Since all our daughters were wished for (meaning planned), they’re almost evenly spaced – three and a half years between the eldest and the second, and another three and half years between the second and the youngest. But that sometimes created problems, as things that are clear to a 10-year old, may not be comprehensible to a three year old.
Yet, no matter the difference in their ages, as children, they all seem to want the same thing – even when there is only one of whatever it is that they are coveting. John, their dad, used to drive a two-door Mitsubishi Mirage, and everyone wanted the rear passenger’s window seat nearest where they got in. For safety reasons and since John drives and I don’t, that’s through the front passenger side. This meant that it won’t be easy for the other two to get into the car, as the first one to get in is blocking the way. We get a lot of arguments that pleading, cajoling and threatening could not resolve.
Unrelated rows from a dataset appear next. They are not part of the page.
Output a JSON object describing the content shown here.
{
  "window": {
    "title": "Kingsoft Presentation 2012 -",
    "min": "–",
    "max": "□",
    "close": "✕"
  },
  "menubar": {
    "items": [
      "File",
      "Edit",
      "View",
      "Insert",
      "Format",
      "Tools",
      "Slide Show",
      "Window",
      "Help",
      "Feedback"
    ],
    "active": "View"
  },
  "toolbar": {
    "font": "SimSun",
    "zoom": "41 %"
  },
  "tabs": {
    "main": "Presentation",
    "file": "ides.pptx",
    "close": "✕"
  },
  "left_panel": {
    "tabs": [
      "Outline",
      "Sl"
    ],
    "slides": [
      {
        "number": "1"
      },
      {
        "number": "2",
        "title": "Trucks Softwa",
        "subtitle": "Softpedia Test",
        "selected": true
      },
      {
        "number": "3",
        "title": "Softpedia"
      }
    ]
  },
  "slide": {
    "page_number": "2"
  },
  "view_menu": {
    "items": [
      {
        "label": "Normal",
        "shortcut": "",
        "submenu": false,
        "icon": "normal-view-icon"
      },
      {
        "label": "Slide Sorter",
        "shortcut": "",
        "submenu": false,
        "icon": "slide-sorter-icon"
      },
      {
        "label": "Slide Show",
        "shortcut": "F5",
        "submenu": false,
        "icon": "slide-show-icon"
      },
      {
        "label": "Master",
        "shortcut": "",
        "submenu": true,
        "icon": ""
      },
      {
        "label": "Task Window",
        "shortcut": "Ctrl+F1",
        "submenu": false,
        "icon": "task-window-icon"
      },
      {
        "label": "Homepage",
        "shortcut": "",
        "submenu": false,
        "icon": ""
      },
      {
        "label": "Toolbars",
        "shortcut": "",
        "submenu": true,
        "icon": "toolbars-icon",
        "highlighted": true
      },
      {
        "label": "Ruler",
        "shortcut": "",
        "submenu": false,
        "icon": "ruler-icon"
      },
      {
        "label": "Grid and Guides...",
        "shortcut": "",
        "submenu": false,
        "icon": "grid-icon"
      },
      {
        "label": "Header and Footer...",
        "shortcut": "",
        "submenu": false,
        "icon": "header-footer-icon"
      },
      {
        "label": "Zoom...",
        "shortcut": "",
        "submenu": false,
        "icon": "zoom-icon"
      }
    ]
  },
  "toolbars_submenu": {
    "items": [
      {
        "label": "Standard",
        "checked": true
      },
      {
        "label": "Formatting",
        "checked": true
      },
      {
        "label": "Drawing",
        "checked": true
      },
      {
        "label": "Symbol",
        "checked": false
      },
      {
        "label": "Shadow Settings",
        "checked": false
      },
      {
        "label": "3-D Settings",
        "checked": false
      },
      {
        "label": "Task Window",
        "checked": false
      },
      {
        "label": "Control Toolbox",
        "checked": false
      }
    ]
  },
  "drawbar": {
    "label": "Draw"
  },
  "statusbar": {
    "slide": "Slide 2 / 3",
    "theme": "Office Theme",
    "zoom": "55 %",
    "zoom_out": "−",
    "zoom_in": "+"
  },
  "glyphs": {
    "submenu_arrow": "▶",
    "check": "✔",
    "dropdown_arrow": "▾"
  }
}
Obviously, we needed to set down rules, so that they would not be fighting to be the first to get in the car. Here comes Disciplinarian Mommy decreeing that they should take turns, pronouncing that the coveted seat belongs to eldest daughter Ching Ching on dates ending on one to ten; Middle daughter Kathy’s turns are from the 11th to the 20th; and youngest daughter Sacha’s are on the 28th (or 29th), 30th or 31st. When it’s Ching Ching’s turn to be at the right window seat, Kathy goes in first and takes the leftmost seat (behind the driver), Sacha takes the middle seat (the most unpopular seat) and Ching sits on the prized seat – the right window seat. They rotate, moving clockwise. But when February came, Sacha felt shortchanged and complained that the month only had 28 days. We had to tell her about leap years. I suppose she was too young to be familiar with the calendar, so we recited the nursery rhyme –
Thirty days hath September,
April, June, and November.
All the rest have thirty-one,
Except February alone,
Which has twenty-eight, in fine,
And each leap year twenty-nine.
I pointed out to her that while she was losing two turns in February, she actually had seven extra days spread throughout the year. Yes, you lose some, you gain some.
With that explanation, we did get to impose the rule, and peace and order returned. All they needed to know was what date it was. The bonus was that they also became aware of calendar dates and months. The rule continued for many years until Ching Ching, and later Kathy, learned to drive. And then it was a different ballgame.